I spent a decade working on the design of unique silicon architectures based on iconic principles. The basic challenge is to develop new arrangements for familiar logic gates that compute in unfamiliar ways. Of course the multi-billion dollar silicon chip industry has mastered the design of logic gates, so it is rather surprising that new architectures are even possible. But the blistering pace of development in silicon technologies has left little time for exploration or for experimentation. The inertia is so great that doubling or tripling efficiency, for example, is not seen as an improvement if it involves a major change in the techniques that the industry has established. Retraining thousands of highly skilled engineers to understand and to use substantially different approaches is not a commercial win. The Image shows an early silicon architecture, known as a two-level PLA.
Distinction Networks
This work was first published in 1989 in an esoteric journal Future Computing Systems as An Introduction to Boundary Logic with the Losp Deductive Engine. The implementation demonstrated that the evaluation of logic (and thus circuit design) can incorporate significant parallelism. We showed this system at IJCAI’87 running on a 16-node Intel hypercube. Incidentally, with the total domination of the sequential CPU (Central Processing Unit), computer architectures that rely on massive parallelism have all but disappeared.
The Distinction Networks paper shows a design that permits logic nodes to communicate only with neighbors to enact computation; coordination with other non-neighbor nodes is not necessary. The central idea behind strong parallelism is that each logic unit or gate operates independently, without global coordination or synchronization. Asynchronous computing has been on the horizon for over three decades, but it too has all but disappeared.
Circuit Schematics
In an entirely different project, I wrote software that configures silicon functionality to pre-specified desired structural parameters. The CM85a Circuit Schematics paper shows 34 different structural architectures for the same circuit. The presentation is entirely visual. The simple CM85a circuit compares two four-bit numbers to determine if they are equal and if not, to identify the larger and the smaller number.
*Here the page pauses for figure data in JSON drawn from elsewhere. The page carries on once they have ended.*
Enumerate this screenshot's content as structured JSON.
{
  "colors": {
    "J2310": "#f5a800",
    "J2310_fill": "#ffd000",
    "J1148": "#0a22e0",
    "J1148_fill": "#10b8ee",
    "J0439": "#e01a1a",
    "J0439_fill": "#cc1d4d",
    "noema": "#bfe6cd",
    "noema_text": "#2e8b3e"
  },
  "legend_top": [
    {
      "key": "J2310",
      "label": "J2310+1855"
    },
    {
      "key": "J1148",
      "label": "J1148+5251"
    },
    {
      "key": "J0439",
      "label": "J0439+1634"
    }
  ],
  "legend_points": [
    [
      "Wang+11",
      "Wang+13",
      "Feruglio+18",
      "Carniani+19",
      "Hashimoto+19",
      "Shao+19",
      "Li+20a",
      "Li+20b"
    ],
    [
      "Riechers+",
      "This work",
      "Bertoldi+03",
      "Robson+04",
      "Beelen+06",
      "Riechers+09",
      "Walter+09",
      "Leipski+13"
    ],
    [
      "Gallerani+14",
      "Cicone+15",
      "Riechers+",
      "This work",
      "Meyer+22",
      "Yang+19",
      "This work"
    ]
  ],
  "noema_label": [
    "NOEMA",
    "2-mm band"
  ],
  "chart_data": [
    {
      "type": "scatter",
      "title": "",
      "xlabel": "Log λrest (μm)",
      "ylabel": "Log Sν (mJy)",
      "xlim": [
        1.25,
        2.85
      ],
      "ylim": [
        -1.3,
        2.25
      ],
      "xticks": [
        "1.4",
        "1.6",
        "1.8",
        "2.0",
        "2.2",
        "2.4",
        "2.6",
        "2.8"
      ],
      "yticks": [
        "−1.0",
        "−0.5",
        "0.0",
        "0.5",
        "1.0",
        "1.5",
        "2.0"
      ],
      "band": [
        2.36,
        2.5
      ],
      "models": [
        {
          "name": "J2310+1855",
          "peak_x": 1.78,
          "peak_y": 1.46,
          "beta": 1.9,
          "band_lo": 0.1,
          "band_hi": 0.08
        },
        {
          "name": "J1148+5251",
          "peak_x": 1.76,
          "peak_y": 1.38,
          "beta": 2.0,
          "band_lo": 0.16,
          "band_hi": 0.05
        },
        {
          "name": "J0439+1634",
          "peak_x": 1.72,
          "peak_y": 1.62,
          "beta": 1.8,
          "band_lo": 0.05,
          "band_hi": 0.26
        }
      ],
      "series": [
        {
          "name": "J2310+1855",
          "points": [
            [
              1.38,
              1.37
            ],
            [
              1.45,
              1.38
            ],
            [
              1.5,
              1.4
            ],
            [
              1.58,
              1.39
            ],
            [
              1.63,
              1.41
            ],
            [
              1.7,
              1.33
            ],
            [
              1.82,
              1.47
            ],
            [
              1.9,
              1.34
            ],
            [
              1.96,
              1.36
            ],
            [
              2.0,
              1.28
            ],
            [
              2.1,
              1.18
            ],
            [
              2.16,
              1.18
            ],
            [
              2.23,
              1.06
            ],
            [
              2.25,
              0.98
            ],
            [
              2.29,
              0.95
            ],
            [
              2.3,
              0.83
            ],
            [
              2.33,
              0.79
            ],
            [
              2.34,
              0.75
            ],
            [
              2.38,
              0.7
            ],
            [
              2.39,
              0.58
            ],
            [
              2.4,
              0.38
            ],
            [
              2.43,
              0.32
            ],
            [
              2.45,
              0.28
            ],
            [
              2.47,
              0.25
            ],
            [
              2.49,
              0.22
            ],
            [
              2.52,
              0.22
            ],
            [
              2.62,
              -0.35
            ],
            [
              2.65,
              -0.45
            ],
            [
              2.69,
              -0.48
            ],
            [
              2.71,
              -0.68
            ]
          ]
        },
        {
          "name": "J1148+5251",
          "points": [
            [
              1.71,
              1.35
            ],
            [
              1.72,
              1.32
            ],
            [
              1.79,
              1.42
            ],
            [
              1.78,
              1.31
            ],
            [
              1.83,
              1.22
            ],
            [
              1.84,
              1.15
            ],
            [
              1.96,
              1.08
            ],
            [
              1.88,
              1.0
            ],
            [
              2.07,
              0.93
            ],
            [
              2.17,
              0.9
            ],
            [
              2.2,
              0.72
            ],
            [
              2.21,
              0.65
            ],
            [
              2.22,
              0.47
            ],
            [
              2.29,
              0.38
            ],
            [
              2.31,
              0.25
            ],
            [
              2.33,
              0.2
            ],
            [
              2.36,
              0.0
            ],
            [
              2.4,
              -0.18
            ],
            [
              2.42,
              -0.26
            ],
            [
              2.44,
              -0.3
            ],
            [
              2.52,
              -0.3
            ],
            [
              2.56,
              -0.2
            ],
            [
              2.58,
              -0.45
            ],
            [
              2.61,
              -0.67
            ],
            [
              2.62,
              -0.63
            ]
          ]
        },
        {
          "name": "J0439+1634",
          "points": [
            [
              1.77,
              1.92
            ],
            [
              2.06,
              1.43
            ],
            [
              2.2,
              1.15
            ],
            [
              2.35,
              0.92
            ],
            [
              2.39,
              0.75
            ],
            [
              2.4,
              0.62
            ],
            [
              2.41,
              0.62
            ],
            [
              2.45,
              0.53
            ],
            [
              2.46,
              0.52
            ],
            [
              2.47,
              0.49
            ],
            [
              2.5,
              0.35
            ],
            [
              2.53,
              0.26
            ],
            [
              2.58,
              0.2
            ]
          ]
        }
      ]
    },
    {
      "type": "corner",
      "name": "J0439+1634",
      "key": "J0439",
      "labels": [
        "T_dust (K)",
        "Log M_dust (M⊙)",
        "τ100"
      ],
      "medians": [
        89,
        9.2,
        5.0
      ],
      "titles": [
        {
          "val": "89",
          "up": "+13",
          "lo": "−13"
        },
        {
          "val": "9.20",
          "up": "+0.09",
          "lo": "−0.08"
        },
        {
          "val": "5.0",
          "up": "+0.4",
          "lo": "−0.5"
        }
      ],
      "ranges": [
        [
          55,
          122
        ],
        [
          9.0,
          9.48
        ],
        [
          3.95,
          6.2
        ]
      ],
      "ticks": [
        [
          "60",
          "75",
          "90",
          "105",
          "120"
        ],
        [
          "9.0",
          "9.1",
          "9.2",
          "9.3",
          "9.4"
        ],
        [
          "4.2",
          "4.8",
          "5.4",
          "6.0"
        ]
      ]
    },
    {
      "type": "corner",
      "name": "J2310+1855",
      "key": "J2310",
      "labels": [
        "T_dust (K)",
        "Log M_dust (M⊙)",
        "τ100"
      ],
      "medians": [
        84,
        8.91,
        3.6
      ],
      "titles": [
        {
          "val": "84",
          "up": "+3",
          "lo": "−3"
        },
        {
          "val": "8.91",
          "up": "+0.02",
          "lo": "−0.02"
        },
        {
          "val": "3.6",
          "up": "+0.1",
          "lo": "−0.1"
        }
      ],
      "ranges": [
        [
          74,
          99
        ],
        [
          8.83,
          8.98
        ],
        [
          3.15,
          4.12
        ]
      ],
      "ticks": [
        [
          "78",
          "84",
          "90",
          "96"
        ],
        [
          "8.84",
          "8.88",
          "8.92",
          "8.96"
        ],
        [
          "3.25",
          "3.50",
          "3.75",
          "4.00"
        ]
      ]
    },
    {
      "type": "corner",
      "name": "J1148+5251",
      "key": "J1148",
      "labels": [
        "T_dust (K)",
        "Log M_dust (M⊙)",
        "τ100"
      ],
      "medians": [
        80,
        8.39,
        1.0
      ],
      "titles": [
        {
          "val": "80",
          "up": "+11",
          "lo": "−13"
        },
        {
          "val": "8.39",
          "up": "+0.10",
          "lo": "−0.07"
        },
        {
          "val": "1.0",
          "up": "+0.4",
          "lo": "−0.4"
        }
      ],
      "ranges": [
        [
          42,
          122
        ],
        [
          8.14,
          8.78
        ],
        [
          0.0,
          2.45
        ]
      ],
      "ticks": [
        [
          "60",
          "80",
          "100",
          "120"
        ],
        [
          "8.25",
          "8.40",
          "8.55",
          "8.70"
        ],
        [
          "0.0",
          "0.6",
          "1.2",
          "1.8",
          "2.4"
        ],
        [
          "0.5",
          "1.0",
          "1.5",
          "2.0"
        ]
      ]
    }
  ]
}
The different schematics show function optimization, circuit library design constraints, hierarchical abstraction, and several exotic architectures based on iconic logic.
References
W. Bricken and E. Gullichsen (1989) An Introduction to Boundary Logic with the Losp Deductive Engine, Future Computing Systems 2(4), 1-77.
W. Bricken (1995) Distinction Networks. in I. Wachsmuth, C.R. Rollinger & W. Brauer (eds.) KI-95: Advances in Artificial Intelligence., Springer, 35-48.